Not even the most besotted idealist could ever have described Jan Shortmire as altruistic. And for him to be concerned about Morethis, of all planets—Morethis, where the indigenous life-forms were such as to justify a ruthless colonization policy ... it was outrageous! True, the terrestrial government had been more generous toward the Morethans than toward any of the seven other intelligent life-forms they had found. But this tolerance was based wholly on fear—fear of these remnants of an old, old civilization, eking out their existence around a dying star, yet with terrible glories to remember in their twilight—and traces of these glories to protect them.
How was it that Shortmire, who had been everywhere, seen everything, had never been to Morethis? Hubbard looked keenly at his client. "What is all this, Jan?"

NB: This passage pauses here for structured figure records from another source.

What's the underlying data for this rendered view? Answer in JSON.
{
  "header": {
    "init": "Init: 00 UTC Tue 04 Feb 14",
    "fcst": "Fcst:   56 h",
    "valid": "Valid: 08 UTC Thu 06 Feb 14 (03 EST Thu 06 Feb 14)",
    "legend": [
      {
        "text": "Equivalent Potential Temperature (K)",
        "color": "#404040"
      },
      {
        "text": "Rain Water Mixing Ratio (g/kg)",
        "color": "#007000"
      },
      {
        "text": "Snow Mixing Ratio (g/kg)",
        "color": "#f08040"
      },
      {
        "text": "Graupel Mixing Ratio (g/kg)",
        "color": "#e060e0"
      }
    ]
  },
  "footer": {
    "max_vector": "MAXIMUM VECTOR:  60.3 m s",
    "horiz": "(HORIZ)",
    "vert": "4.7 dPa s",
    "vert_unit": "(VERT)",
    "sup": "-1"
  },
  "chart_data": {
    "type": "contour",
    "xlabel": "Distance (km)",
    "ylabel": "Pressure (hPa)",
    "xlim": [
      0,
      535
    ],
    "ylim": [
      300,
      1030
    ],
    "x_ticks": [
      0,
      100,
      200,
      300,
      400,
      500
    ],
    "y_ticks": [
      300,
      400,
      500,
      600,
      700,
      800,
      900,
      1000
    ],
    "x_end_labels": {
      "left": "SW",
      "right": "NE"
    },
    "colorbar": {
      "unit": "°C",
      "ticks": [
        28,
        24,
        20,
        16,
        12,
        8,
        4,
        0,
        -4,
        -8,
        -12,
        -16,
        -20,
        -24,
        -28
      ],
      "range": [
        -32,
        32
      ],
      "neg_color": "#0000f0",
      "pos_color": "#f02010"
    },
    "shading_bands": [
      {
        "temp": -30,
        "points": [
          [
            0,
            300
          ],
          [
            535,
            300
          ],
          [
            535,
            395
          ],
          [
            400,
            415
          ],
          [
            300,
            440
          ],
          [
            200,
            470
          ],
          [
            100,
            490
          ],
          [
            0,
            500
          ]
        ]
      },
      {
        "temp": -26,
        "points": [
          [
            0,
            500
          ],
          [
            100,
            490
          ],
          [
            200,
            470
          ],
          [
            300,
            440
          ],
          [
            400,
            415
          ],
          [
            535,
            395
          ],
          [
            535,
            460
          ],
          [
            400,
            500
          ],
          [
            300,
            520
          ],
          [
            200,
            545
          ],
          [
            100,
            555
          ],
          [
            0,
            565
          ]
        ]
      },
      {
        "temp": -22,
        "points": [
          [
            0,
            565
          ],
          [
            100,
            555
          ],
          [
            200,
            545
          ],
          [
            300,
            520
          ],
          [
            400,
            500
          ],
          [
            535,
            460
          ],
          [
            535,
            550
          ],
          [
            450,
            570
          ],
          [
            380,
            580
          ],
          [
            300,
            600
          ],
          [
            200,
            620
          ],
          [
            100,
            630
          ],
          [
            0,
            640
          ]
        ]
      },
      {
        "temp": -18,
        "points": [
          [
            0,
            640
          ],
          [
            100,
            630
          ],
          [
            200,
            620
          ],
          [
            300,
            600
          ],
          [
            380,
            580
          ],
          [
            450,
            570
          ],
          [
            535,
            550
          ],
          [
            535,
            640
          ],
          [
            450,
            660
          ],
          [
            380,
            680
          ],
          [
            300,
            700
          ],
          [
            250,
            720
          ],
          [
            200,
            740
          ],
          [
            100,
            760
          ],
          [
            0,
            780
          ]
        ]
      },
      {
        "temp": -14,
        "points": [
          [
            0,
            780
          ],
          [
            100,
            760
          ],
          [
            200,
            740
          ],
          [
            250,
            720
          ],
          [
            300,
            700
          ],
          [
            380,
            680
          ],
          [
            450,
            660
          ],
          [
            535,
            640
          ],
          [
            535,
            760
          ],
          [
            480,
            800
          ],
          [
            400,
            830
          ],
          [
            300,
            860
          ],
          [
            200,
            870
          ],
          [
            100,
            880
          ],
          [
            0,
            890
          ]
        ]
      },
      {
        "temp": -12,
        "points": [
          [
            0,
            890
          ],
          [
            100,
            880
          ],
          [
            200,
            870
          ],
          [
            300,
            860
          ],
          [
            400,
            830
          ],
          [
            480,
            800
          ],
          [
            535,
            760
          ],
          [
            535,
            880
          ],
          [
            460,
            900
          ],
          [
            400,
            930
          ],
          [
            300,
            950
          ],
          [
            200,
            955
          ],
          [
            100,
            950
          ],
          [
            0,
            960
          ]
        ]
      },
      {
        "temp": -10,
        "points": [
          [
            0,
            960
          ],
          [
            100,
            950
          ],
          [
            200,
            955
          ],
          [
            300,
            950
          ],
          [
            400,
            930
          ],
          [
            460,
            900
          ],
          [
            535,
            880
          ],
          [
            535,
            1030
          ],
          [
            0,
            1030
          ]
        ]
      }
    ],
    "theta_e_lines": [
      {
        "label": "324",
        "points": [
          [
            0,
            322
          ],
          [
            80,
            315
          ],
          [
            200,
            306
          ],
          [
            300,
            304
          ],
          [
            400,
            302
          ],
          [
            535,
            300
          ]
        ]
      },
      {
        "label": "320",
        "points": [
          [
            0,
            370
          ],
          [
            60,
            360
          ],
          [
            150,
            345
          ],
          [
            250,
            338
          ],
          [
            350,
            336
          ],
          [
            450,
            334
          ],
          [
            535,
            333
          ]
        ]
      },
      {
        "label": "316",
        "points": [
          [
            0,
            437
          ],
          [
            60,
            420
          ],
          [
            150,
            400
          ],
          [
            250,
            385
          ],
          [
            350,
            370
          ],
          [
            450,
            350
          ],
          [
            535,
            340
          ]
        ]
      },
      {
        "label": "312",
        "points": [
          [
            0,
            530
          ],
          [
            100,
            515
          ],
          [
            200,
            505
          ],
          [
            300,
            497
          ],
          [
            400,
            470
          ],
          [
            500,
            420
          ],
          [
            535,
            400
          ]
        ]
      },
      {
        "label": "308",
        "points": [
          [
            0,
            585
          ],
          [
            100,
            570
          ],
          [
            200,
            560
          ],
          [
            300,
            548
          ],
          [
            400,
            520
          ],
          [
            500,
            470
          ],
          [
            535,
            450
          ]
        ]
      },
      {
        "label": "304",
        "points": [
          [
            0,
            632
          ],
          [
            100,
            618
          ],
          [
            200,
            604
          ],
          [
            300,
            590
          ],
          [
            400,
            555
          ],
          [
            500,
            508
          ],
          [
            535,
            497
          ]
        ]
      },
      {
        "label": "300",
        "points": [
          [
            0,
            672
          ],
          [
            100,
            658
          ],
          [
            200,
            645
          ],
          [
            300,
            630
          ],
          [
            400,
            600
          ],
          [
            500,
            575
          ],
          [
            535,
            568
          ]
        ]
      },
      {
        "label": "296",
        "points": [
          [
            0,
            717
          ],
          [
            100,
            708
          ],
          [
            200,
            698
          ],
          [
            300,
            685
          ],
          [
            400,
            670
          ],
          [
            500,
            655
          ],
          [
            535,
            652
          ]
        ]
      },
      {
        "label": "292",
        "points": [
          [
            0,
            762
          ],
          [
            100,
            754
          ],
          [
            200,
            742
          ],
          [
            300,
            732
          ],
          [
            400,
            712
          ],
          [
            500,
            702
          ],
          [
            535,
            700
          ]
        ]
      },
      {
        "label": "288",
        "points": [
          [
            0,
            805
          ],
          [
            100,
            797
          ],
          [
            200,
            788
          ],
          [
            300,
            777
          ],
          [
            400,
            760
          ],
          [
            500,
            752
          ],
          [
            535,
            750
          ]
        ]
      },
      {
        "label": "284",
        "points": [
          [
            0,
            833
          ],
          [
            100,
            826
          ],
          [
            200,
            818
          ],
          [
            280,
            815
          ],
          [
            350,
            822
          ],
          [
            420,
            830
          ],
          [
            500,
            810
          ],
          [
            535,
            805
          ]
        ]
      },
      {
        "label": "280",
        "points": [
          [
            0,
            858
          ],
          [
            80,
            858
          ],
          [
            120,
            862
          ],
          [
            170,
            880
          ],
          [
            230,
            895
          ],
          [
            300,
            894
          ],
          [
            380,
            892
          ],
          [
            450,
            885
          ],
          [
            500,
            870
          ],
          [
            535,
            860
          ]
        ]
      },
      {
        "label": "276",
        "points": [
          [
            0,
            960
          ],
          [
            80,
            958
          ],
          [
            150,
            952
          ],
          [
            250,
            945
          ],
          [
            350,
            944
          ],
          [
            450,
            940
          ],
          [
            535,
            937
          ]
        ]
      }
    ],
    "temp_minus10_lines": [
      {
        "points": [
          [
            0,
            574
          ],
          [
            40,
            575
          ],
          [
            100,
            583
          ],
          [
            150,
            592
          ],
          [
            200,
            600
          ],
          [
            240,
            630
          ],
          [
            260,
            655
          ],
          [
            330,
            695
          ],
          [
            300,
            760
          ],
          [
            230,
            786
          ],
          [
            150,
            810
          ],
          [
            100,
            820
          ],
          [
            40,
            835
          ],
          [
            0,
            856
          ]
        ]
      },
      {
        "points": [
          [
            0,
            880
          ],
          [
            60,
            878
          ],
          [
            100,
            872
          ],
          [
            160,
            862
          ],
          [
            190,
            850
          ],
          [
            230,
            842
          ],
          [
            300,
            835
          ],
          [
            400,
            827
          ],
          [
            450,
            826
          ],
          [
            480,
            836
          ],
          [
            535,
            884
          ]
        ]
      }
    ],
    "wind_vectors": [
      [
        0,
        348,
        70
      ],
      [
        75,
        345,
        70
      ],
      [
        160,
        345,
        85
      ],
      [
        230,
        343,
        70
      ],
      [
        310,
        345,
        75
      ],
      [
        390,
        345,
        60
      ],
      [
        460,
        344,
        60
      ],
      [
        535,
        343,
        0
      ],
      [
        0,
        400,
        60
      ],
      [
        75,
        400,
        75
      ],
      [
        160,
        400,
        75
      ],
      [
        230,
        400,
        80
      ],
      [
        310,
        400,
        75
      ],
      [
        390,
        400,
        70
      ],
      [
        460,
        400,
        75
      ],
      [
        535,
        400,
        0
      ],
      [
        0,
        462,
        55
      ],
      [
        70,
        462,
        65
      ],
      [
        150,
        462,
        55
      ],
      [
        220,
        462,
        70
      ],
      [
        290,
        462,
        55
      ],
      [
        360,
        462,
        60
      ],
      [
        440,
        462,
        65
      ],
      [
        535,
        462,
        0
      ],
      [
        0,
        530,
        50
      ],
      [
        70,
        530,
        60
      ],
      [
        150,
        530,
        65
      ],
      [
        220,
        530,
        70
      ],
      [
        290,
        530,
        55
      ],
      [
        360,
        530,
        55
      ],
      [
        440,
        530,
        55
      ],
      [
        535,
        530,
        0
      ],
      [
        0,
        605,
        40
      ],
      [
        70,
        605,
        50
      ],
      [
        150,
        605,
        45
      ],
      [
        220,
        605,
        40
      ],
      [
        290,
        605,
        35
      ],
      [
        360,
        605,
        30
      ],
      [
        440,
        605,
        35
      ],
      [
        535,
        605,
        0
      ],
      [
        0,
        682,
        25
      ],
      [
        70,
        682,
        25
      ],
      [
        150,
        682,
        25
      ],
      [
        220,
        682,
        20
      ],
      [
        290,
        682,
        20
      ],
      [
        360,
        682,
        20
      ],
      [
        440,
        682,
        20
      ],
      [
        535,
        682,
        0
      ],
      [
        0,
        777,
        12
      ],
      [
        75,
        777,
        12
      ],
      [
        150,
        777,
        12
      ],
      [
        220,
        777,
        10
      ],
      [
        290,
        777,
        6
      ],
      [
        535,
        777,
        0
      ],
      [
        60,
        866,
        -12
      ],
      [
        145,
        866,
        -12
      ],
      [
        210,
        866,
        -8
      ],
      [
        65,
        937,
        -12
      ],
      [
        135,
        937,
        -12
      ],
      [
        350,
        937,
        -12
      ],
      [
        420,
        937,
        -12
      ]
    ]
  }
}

The old man shrugged. "Merely that the Foreign Office has suggested it would be wise for travelers to make a will before going there. Being a dutiful citizen of Earth, I comply." He smiled balefully.
"The Foreign Office has suggested that it would be wiser not to go at all," Hubbard said. "There are people who say Morethis ought to be fumigated completely."
"Ah, but it has rare and precious metals on which our industries depend. There are herbs which have multiplied the miracles of modern medicine, jewels and furs unmatched anywhere. We need the native miners and farmers and trappers to get these things for us."
"We could get them for ourselves. We do on the other planets."
Shortmire grinned. "On Morethis, somehow, our people can't seem to find these things themselves. Or, if they do, we can't find our people afterward. Which is why there is peace and friendship between Morethis and Earth."